Everybody wants to witness history being made on a baseball field.
That is why we watch the games, right?
We watch everyday with the hope that today will be a day something special happens. We hope for wins and personal records and championships.
We watch game in and game out all summer to say we were along for the whole ride to the championship, whenever that may be.
We always cheer for our teams, no matter what.
Here is the dilemma: Does our sense of seeing baseball history override the loyalty to a particular team when that particular team is being no-hit?
The answer is tricky.
Santana allowed a base runner in the first when Ezequiel Carrera reached on an error. Carrera later scored on a wild pitch giving Cleveland a 1-0 lead.
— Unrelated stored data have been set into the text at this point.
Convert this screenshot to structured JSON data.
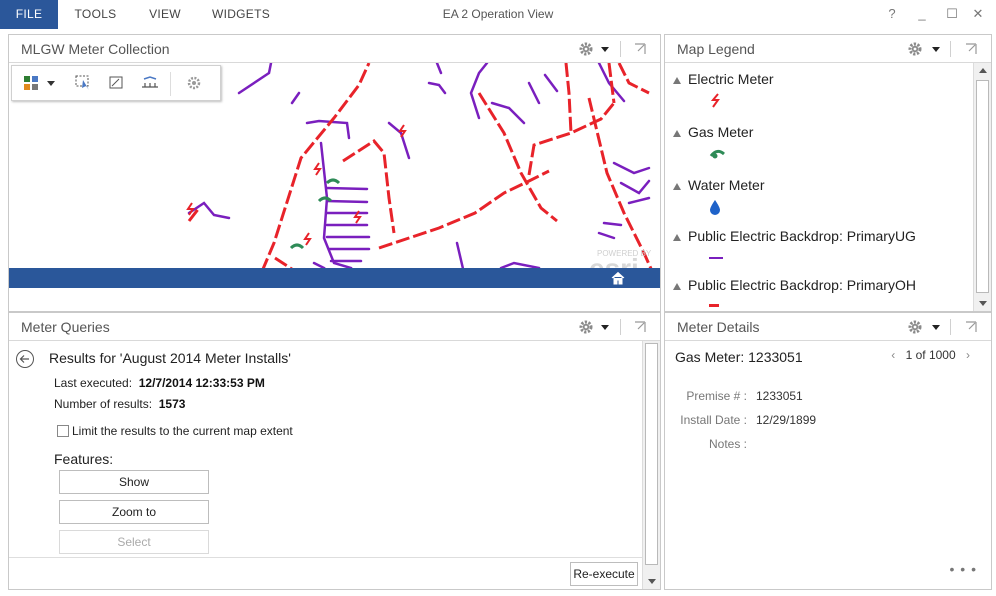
{
  "window": {
    "title": "EA 2 Operation View",
    "menu": [
      "FILE",
      "TOOLS",
      "VIEW",
      "WIDGETS"
    ],
    "controls": {
      "help": "?",
      "minimize": "_",
      "maximize": "☐",
      "close": "✕"
    }
  },
  "icons": {
    "gear": "gear-icon",
    "caret": "chevron-down-icon",
    "popout": "popout-icon",
    "home": "home-icon",
    "back": "back-arrow-icon"
  },
  "colors": {
    "accent": "#2b579a",
    "electric": "#e8232a",
    "purple": "#7a1fbe",
    "gas": "#2e8b57",
    "water": "#1e62c9"
  },
  "map_panel": {
    "title": "MLGW Meter Collection",
    "watermark_small": "POWERED BY",
    "watermark_logo": "esri"
  },
  "legend_panel": {
    "title": "Map Legend",
    "items": [
      {
        "label": "Electric Meter",
        "symbol": "electric-meter-icon"
      },
      {
        "label": "Gas Meter",
        "symbol": "gas-meter-icon"
      },
      {
        "label": "Water Meter",
        "symbol": "water-meter-icon"
      },
      {
        "label": "Public Electric Backdrop: PrimaryUG",
        "symbol": "purple-line"
      },
      {
        "label": "Public Electric Backdrop: PrimaryOH",
        "symbol": "red-dashed-line"
      }
    ]
  },
  "queries_panel": {
    "title": "Meter Queries",
    "results_title": "Results for 'August 2014 Meter Installs'",
    "last_executed_label": "Last executed:",
    "last_executed_value": "12/7/2014 12:33:53 PM",
    "num_results_label": "Number of results:",
    "num_results_value": "1573",
    "limit_checkbox_label": "Limit the results to the current map extent",
    "features_label": "Features:",
    "buttons": {
      "show": "Show",
      "zoom": "Zoom to",
      "select": "Select"
    },
    "reexecute": "Re-execute"
  },
  "details_panel": {
    "title": "Meter Details",
    "record_title": "Gas Meter: 1233051",
    "pager": {
      "prev": "‹",
      "text": "1 of 1000",
      "next": "›"
    },
    "fields": [
      {
        "key": "Premise # :",
        "value": "1233051"
      },
      {
        "key": "Install Date :",
        "value": "12/29/1899"
      },
      {
        "key": "Notes :",
        "value": ""
      }
    ],
    "more": "• • •"
  }
}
With the exception of a late-inning walk to Lonnie Chisenhall, that was all the Indians could muster against Santana.
He was dominating.
In the eighth, I was still strongly hoping for an Indian rally and a win. The Tribe were only a game back after all.
When the ninth inning rolled around, I was torn.
When the bottom of the ninth started, I didn't know what to think.
The Indians were trailing 3-1 in an important late-July game against a very good Angels team.
Sure, I would love a win and probably jump around and go crazy if they could come back and win in dramatic fashion.
But, as each out mounted, I became a little more desensitized to the outs and more interested in Ervin Santana's bid for a no-hitter.
I hated seeing the Indian hitters get mowed down like a little league team by Santana, and really, truly, held out hope until that last inning that they could win this game, but I was also happy for Santana.
It isn't everyday you can watch a no-hitter from start to finish.
There are usually between one and three no-hitters a year, so the odds of someone watching one of those particular games from inning one through inning nine is very slim.
What is proper etiquette in ninth inning like this?
Had the Indians been down by five runs, I probably would be shamefully been cheering for Santana to get the no-no.
Games like that come around rarely, the Indians could rattle off three in a row this weekend, and all would be forgotten, right?
If I were there in person at Progressive Field, I probably would have been depressed for eight and a half innings, and then once it became real, I probably would have bragged to everybody I knew that I witnessed a no-hitter in person and showed off that ticket stub every where I went.
If this game had been in late August or September, it would likely be a different story too. The pennant race would be heated up a bit. There wouldn't still be over 50 games left.
I realize a game in July counts the same as a game in April or September, but late-season games in a tight race hold extra importance.
Wednesday's game seemed like a bigger blowout than it was. It was a two-run game, and most Indians fans were probably hoping for another miraculous comeback by the Tribe.
Once it became apparent that a comeback wasn't going to happen (and it did become apparent to anybody who watched those eighth and ninth inning at-bats by Indian hitters), more and more faces at Progressive Field seemed to lighten up at the prospect of a no-hitter, even at the cost of an Indians loss.
Some may have felt that a no-hitter would actually be good for the Indians in the long run. Maybe it would open the front office's eyes to the problems the Indians were facing at the plate. Who knows?
What would you do if your team were being no-ht in a game like this?
Everything depends on circumstance; I understand that.
But is there ever an instance in which it is okay to submit to defeat and cheer for history? In a playoff game, definitely not (right Reds fans?). But, what about in a July game?
History or one win?
Usually I'd rather have my team win than anything, but sometimes I wonder.